François Delapierre : Disparition d’une tête combattante

hommage François Delapierre, complice de Jean-Luc Mélenchon, est décédé d’un cancer.

Michel Soudais  • 24 juin 2015 abonné·es
François Delapierre : Disparition d’une  tête combattante
© Photo : Michel Soudais

Longtemps dans l’ombre de Jean-Luc Mélenchon, dont il a été l’inventif directeur de la campagne présidentielle, François Delapierre avait acquis un début de notoriété au printemps 2013 en qualifiant de « salopards » Pierre Moscovici et ses collègues de l’Eurogroupe. Cette sortie calculée, motivée par la décision de cet aréopage de ponctionner indistinctement les comptes des Chypriotes pour renflouer les banques de l’île d’Aphrodite, lui avait ouvert les portes des télés et des radios. Ses hôtes découvrent alors, derrière l’image rugueuse de l’idéologue, un bon débatteur, posé et courtois, usant de mots simples et arborant un sourire irrésistible.

Cette médiatisation naissante, stoppée brutalement l’été dernier lorsque les médecins lui découvrent une mauvaise tumeur au cerveau, est loin d’expliquer la quantité d’hommages qui a suivi l’annonce de son décès, samedi matin. C’est qu’à 44 ans, ce fils d’un chercheur et d’une professeure avait déjà un long parcours politique.

Il a à peine 16 ans quand il fait débrayer son lycée de banlieue contre le projet de loi Devaquet. Intégré dans la bande à Julien Dray, il adhère dans la foulée au MJS et à SOS-Racisme. Et devient, en 1988, le premier président élu de la FIDL. Son parcours se poursuit au bureau de l’Unef-ID, en parallèle à Sciences Po et un DEA de sociologie du travail à Nanterre. Au PS, il est à la Gauche socialiste, où Jean-Luc Mélenchon repère cette « tête bien faite ». Ministre délégué à l’Enseignement professionnel en avril 2000, il lui confie la responsabilité d’une cellule prospective et la direction de sa feuille hebdomadaire, À gauche, qu’il animera jusqu’à ses derniers jours.

De cette complicité intellectuelle, « chacun des deux tire le plus grand profit de l’autre », observe Alexis Corbière, qui les a suivis depuis le ministère. L’élimination de Jospin au premier tour en 2002 et les questions politiques de fond que suscite cette défaite déclenche chez eux une évolution que la campagne pour le « non » au TCE va rendre irréversible. Délégué général de l’association Pour la République sociale (PRS), fondée par Mélenchon en 2004, Delapierre imagine de nouveaux modes d’action, forme des militants, et leur livre chaque semaine une grille de lecture dans ses éditos.

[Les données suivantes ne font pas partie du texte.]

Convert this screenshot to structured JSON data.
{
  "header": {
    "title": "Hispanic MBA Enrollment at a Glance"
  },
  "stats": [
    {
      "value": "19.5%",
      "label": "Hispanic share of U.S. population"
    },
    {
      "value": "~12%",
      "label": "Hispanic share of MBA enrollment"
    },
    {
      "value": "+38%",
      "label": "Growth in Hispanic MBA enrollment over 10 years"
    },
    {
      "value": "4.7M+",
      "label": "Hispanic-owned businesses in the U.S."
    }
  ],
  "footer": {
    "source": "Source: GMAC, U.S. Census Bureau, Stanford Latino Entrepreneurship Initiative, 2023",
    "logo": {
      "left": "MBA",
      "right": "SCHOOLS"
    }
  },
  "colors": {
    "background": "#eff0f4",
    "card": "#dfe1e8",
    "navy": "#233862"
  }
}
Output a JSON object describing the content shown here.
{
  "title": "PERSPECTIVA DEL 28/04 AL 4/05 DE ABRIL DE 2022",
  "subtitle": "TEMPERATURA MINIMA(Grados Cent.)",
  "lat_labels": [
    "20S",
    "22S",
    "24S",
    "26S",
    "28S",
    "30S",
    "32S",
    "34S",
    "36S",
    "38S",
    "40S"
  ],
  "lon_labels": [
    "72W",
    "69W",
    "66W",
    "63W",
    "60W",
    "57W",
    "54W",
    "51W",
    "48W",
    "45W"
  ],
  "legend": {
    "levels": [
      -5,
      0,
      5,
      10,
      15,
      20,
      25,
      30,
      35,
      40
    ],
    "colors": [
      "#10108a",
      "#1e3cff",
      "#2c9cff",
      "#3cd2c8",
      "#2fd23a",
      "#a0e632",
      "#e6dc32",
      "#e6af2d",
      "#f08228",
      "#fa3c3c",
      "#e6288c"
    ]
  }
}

Entré fin 2005 au bureau national du PS avec la conviction que les aspirations antilibérales du peuple nécessitent de rompre avec les habitudes de Solferino, il tisse des liens avec les formations de « l’autre gauche » qui serviront à la création du Front de gauche quand, en 2008, il imagine et organise pour Mélenchon le lancement du Parti de gauche. Une formation qu’il n’avait de cesse d’adapter aux nécessités de la construction d’un rapport de force capable de révolutionner le pays.